Bipolar cells are specialized neurons within the eye’s retina that form a bridge, transmitting visual information from photoreceptors—rods and cones—to the brain. They perform the initial processing of light signals before they are sent for further interpretation.
Location and Structure of Bipolar Cells
Bipolar cells reside in the retina’s inner nuclear layer. This location places them between the photoreceptors in the outer nuclear layer and the ganglion cells in the ganglion cell layer.
The name “bipolar cell” derives from its shape, featuring a cell body with two processes extending from opposite ends. One process, the dendritic tree, receives inputs from photoreceptors and horizontal cells. The other, the axon, extends into the inner plexiform layer to communicate with amacrine and ganglion cells.
Different types of bipolar cells exist. Midget bipolars in the fovea may receive input from a single cone, a connection that provides high-acuity vision for tasks like reading. In the peripheral retina, multiple photoreceptors converge onto one bipolar cell, which improves light detection in dim conditions but results in less detail.
How Bipolar Cells Transmit Visual Signals
The transmission of visual signals begins with photoreceptors. In complete darkness, photoreceptor cells continuously release the neurotransmitter glutamate. When light strikes the photoreceptors, it triggers a chemical cascade that reduces the amount of glutamate they release.
Unlike many neurons that fire all-or-nothing action potentials, bipolar cells use graded potentials. This means the cell’s electrical response is proportional to the strength of the input it receives. A small change in light intensity causes a small change in the cell’s membrane voltage, while a large light change causes a larger voltage change.
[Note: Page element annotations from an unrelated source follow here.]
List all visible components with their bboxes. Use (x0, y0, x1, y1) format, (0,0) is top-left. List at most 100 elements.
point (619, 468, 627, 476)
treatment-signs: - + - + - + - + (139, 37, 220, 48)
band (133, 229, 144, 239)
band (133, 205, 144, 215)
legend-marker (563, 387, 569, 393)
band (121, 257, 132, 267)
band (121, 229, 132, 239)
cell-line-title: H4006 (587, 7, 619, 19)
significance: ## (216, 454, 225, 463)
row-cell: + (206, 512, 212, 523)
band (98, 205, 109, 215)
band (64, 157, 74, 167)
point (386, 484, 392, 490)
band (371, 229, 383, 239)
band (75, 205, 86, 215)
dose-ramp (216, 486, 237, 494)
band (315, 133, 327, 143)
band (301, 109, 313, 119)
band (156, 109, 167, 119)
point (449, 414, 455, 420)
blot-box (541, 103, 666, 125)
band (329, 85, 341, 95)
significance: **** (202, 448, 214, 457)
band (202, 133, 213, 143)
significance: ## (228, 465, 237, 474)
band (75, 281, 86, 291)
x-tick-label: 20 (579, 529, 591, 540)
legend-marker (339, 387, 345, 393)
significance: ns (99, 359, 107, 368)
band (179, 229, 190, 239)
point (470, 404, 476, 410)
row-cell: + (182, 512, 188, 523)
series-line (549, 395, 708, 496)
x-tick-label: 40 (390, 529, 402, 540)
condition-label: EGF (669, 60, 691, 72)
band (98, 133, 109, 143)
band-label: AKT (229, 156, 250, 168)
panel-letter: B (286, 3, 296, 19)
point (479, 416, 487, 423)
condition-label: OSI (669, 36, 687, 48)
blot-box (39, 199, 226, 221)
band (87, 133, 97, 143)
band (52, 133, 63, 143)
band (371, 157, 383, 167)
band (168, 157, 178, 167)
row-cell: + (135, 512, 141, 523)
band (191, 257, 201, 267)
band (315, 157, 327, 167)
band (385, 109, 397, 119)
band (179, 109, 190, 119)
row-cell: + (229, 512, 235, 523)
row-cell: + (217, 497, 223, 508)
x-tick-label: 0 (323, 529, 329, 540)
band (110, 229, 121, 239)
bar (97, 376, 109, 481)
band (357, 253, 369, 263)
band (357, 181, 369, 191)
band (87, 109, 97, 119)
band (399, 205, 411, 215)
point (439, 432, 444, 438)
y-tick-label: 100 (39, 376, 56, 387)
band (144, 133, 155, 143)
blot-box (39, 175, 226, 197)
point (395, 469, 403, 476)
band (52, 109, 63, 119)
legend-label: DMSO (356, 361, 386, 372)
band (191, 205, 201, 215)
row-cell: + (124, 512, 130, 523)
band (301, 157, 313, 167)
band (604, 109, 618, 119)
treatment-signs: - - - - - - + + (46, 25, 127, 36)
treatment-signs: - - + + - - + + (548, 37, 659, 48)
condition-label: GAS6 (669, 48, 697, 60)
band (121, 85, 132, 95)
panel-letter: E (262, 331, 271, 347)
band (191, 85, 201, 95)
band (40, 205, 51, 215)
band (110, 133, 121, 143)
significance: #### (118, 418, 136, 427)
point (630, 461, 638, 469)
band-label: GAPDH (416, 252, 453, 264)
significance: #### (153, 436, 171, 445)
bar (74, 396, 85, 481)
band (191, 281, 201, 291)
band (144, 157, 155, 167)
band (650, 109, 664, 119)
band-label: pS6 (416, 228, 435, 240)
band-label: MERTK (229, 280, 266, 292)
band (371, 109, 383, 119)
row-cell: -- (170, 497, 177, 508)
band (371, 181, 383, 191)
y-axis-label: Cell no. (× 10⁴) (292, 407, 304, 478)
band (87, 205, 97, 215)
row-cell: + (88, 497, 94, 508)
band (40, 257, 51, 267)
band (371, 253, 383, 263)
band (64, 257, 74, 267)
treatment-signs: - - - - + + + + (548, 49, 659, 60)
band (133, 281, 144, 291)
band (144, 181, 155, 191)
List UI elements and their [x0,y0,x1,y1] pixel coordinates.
This graded signal is then transmitted to the ganglion cells. The amount of neurotransmitter the bipolar cell releases is directly related to its membrane voltage. This refined signal is passed to the ganglion cells, which generate action potentials that travel out of the eye along the optic nerve to the brain.
The ON and OFF Pathways
The visual system processes light increases and decreases through two parallel pathways that start at the bipolar cells: the ON and OFF pathways. This division is defined by how bipolar cells respond to glutamate from photoreceptors. It allows the visual system to simultaneously track both light and dark areas in a visual scene.
ON bipolar cells are depolarized, or “turned on,” by light. This occurs because light striking a photoreceptor causes it to release less glutamate. ON bipolar cells have metabotropic glutamate receptors (mGluR6) that cause the cell to become active in the absence of glutamate, signaling when an area becomes brighter than its background.
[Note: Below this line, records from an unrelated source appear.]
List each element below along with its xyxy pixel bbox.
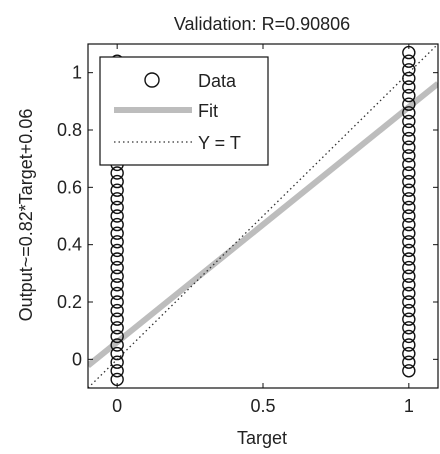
data-point — [402, 106, 416, 120]
data-point — [110, 286, 124, 301]
data-point — [402, 63, 416, 77]
data-point — [402, 157, 416, 172]
data-point — [402, 286, 416, 301]
data-point — [110, 278, 124, 292]
data-point — [110, 364, 124, 378]
data-point — [110, 338, 124, 352]
data-point — [402, 252, 416, 266]
y-tick-label: 1 — [72, 63, 82, 83]
data-point — [402, 97, 416, 111]
data-point — [402, 346, 416, 361]
data-point — [110, 174, 124, 189]
x-tick-label: 0 — [112, 396, 122, 416]
data-point — [110, 209, 124, 223]
data-point — [402, 192, 416, 206]
legend-label-yt: Y = T — [198, 133, 241, 153]
chart-title: Validation: R=0.90806 — [174, 14, 350, 34]
x-tick-label: 0.5 — [250, 396, 275, 416]
data-point — [110, 346, 124, 361]
data-point — [402, 131, 416, 146]
data-point — [110, 226, 124, 240]
data-point — [402, 54, 416, 68]
data-point — [110, 243, 124, 258]
data-point — [402, 209, 416, 223]
data-point — [110, 269, 124, 283]
y-tick-label: 0 — [72, 349, 82, 369]
data-point — [402, 149, 416, 163]
data-point — [402, 312, 416, 326]
data-point — [110, 303, 124, 318]
y-tick-label: 0.6 — [57, 177, 82, 197]
data-point — [402, 338, 416, 352]
data-point — [402, 200, 416, 215]
data-point — [402, 166, 416, 180]
series-layer — [88, 44, 438, 388]
data-point — [402, 114, 416, 129]
data-point — [402, 235, 416, 249]
y-tick-label: 0.2 — [57, 292, 82, 312]
y-tick-label: 0.4 — [57, 235, 82, 255]
legend-label-fit: Fit — [198, 101, 218, 121]
data-point — [110, 192, 124, 206]
data-point — [402, 183, 416, 197]
ticks-layer: 0 0.5 1 0 0.2 0.4 0.6 0.8 1 — [57, 44, 438, 416]
data-point — [402, 71, 416, 86]
data-point — [110, 321, 124, 335]
data-point — [402, 174, 416, 189]
data-point — [110, 295, 124, 309]
data-point — [402, 140, 416, 154]
y-axis-label: Output~=0.82*Target+0.06 — [16, 109, 36, 322]
data-point — [110, 260, 124, 275]
data-point — [110, 183, 124, 197]
legend: Data Fit Y = T — [99, 56, 269, 166]
data-point — [402, 364, 416, 378]
data-point — [402, 217, 416, 232]
data-point — [402, 88, 416, 103]
y-tick-label: 0.8 — [57, 120, 82, 140]
data-point — [402, 260, 416, 275]
data-point — [402, 329, 416, 344]
data-point — [402, 123, 416, 137]
data-point — [110, 235, 124, 249]
data-point — [402, 278, 416, 292]
identity-line — [88, 44, 438, 388]
x-axis-label: Target — [237, 428, 287, 448]
data-point — [110, 200, 124, 215]
legend-label-data: Data — [198, 71, 237, 91]
data-point — [402, 355, 416, 369]
data-point — [402, 80, 416, 94]
data-point — [110, 217, 124, 232]
fit-line — [88, 81, 438, 368]
data-point — [110, 329, 124, 344]
x-tick-label: 1 — [404, 396, 414, 416]
data-point — [402, 321, 416, 335]
data-point — [110, 355, 124, 369]
data-point — [110, 166, 124, 180]
data-point — [402, 295, 416, 309]
data-point — [402, 269, 416, 283]
legend-data-marker — [144, 72, 160, 88]
data-point — [110, 252, 124, 266]
data-point — [110, 312, 124, 326]
data-point — [402, 303, 416, 318]
data-point — [402, 243, 416, 258]
data-point — [402, 226, 416, 240]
OFF bipolar cells are depolarized, or “turned on,” by darkness, which corresponds to an increased release of glutamate. They possess ionotropic glutamate receptors that are excitatory, so the cell becomes active when glutamate binds to them. These two cell types synapse in different sub-layers of the inner plexiform layer, keeping the light and dark signals separate for the next stage of processing.
Contribution to Visual Perception
The separation of visual information into ON and OFF channels is the first stage in detecting contrast. The ability to perceive edges and define the boundaries of objects begins with the distinct signaling of these bipolar cells.
Signals from bipolar cells, modulated by horizontal and amacrine cells, create the receptive fields of ganglion cells. A ganglion cell’s receptive field is the retinal area that triggers a response in that cell when stimulated by light. The center-surround organization of these fields is a direct result of inputs from the ON and OFF bipolar cell pathways.
The patterned activity of ganglion cells, shaped by bipolar cells, is what the brain interprets as an image. Information about light, dark, and contrast is transmitted along the optic nerve to the brain’s visual centers. Here, this data is used to build complex features like shape, motion, and color.